Should the 20th Century’s most Influential Car have been Abandoned?


Henry Ford’s Model T was named the world’s most influential car of the 20th century. No doubt it was, as no less than 15 million Model Ts were built between 1908 and 1927. Although there were minor changes over this 19 year period, the Model T was primarily characterized by a stubborn lack of change and continuance of design. This was exemplified by Ford’s well-known instructions to his staff that Ford’s customers could have any color they wanted so long as it was black. Challenged by rival GM, which had begun to provide a variety of designs and options, Ford replied that the Model T design "was already correct" and therefore would not be altered. Barely profitable at the end of its career, the Model T could no longer compete with more modern offerings. Ford’s failure to abandon this successful product much earlier cost his company’s leadership to General Motors for forty years, early confirmation of Drucker’s claim that abandonment of a successful product at the right time is a necessity whether the product was "already correct" or not.

The Systematic Process of Abandonment


Drucker’s concept of abandonment comes from the dynamics of knowledge advancement and requires a single imperative for every organization: management of change has to be instilled at the cellular level, that is, in the organization’s very structure. He saw that logically this meant that an organization must be prepared to abandon everything it does at the same time that it must devote itself to creating the new. Abandonment must simultaneously be executed along with continuous improvement, exploitation of past successes and innovation. In fact, he recommended that a proposal for a major new effort must always spell out the old effort that must be abandoned.

Rethinking the Preamble to Abandonment


In an essay of his thoughts on "rethinking reinventing government," Drucker considered rethinking as a preamble to abandonment. The notion of rethinking is as easily applied to reinventing anything, including a company’s products or its policies. Drucker said that rethinking should result in a long list of activities, programs, or products to examine. Those at the top of the list should be strengthened. That is, they should be given even more resources to exploit their success.

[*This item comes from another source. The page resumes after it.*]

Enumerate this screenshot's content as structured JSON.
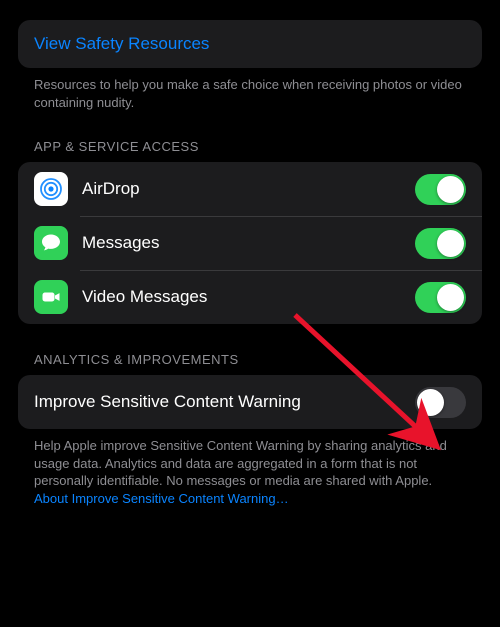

They would roughly correspond to GE’s business which were both profitable and the leaders in their markets. Those at the bottom of the rethinking list should be dumped. Those in between should be refocused. Drucker noted that conventional policy making ranked programs and activities according to good intentions. This was much as was true for GE’s businesses when Welch became CEO at GE and Drucker asked his now famous questions. The same can be said for retention of the "already correct" Model T when technology had changed significantly over time. But rather than good intentions, correct rethinking ranks all on the list according to performance.

Why Abandonment is not only a Necessity, but an Opportunity


During rethinking, the manager conducts categorization which will identify opportunity. Like "The Sorting Hat" in the Harry Potter books which automatically categorizes new students and sends them to different academic houses of magic in the fictitious "Hogwarts School of Witchcraft and Wizardry," the rethink list categorizes and sorts products (or businesses, or anything else) into three categories:

  • A high priority ongoing group where there is a significant opportunity to achieve extraordinary results
  • A high priority group where the opportunity is in abandonment
  • A large group of mediocre items in which neither efforts to exploit or abandon are likely to lead to significant results

If something is abandoned, this frees up resources: money, personnel, facilities, equipment, and time for necessary resources for new opportunities, or to take advantage of older ones with higher potential. Drucker called this sorting into areas of higher priority "push priorities." He said that they were easy to identify. Push priorities are opportunities where the results, if successful, produce their costs many times over.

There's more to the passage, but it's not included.